Affordable healthcare

“Affordability of healthcare will determine the reach of Indian healthcare in the future. Going by the current trends, 85 per cent of medical devices is currently being imported with increase in import cost expected due to currency depreciation (by 10 per cent). An increase in transportation cost has also further aggravated the operational costs. In 2020, due to lockdown, hospitals saw reduced elective surgeries but witnessed an increase in overhead costs which have significantly affected their turnover and sustainability. In the current scenario, a further increase in the cost of imported medical devices will further exacerbate affordability,” Gautam Khanna said.
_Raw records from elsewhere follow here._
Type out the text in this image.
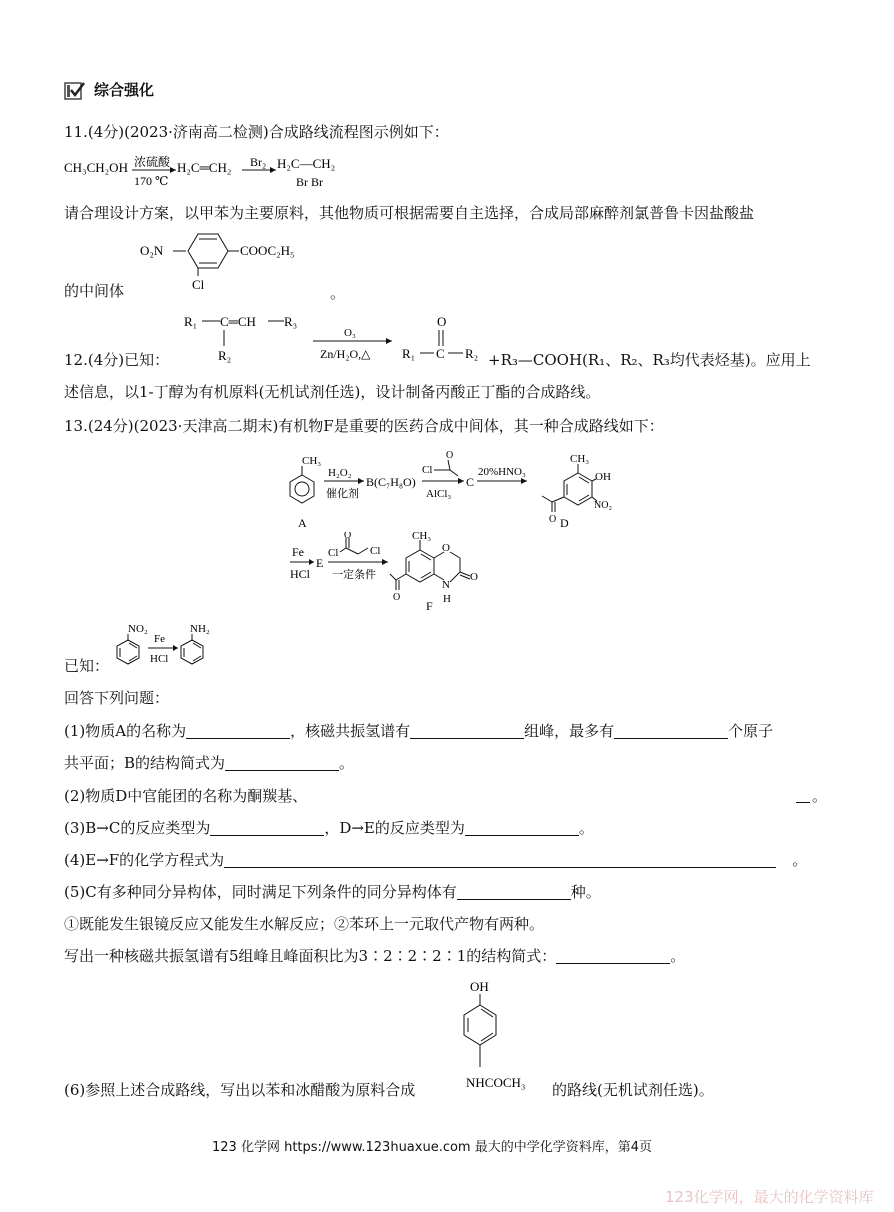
综合强化
11.(4分)(2023·济南高二检测)合成路线流程图示例如下：
CH₃CH₂OH 浓硫酸
170 ℃
H₂C═CH₂ Br₂ H₂C—CH₂
Br Br
请合理设计方案，以甲苯为主要原料，其他物质可根据需要自主选择，合成局部麻醉剂氯普鲁卡因盐酸盐
O₂N	COOC₂H₅
Cl
的中间体	。
R₁ C═CH R₃
R₂
O₃
Zn/H₂O,△
O
R₁ C R₂
12.(4分)已知：	+R₃—COOH(R₁、R₂、R₃均代表烃基)。应用上
述信息，以1-丁醇为有机原料(无机试剂任选)，设计制备丙酸正丁酯的合成路线。
13.(24分)(2023·天津高二期末)有机物F是重要的医药合成中间体，其一种合成路线如下：
CH₃
A
H₂O₂
催化剂
B(C₇H₈O)
O
Cl
AlCl₃
C
20%HNO₃
CH₃
OH
NO₂
O D
Fe
HCl
E
Cl
O
Cl
一定条件
CH₃
O
N
H
O
O
F
NO₂
Fe
HCl
NH₂
已知：
回答下列问题：
(1)物质A的名称为	，核磁共振氢谱有	组峰，最多有	个原子
共平面；B的结构简式为	。
(2)物质D中官能团的名称为酮羰基、	。
(3)B→C的反应类型为	，D→E的反应类型为	。
(4)E→F的化学方程式为	。
(5)C有多种同分异构体，同时满足下列条件的同分异构体有	种。
①既能发生银镜反应又能发生水解反应；②苯环上一元取代产物有两种。
写出一种核磁共振氢谱有5组峰且峰面积比为3∶2∶2∶2∶1的结构简式：	。
OH
NHCOCH₃
(6)参照上述合成路线，写出以苯和冰醋酸为原料合成	的路线(无机试剂任选)。
123 化学网 https://www.123huaxue.com 最大的中学化学资料库，第4页
123化学网，最大的化学资料库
Budget 2021 must focus on mental healthcare

“According to an NMHS 2015-2016 study, one out of every 20 people in India suffers from depression. Nearly 7.5 percent of the entire population suffers from some type of mental disorder. With India on the verge of a full-blown mental health epidemic, it is time for the government to contribute in funding and policy to stop the inevitable on its track. Last year, there was a decline in the allocation of funds for the National Mental Health Programme from Rs 50 crore to Rs 40 crore which meant that India spent only 0.06 per cent of its health budget on mental health care. Apart from a huge mental health resource gap, mammoth efforts need to be put towards proper implementation of the National Mental Health Policy. Other than that, issues like access to care, insurance claims for mental health being denied and lack of awareness are some of the areas that require increased attention. Hopefully, Budget 2021 will focus on a wholesome approach to address the rising incidence of mental health issues and start integrating mental health services at the primary, secondary and tertiary levels of the public health system.” Prakriti Poddar, Global Head for Mental Health at Round Glass, Managing Trustee Poddar Foundation said.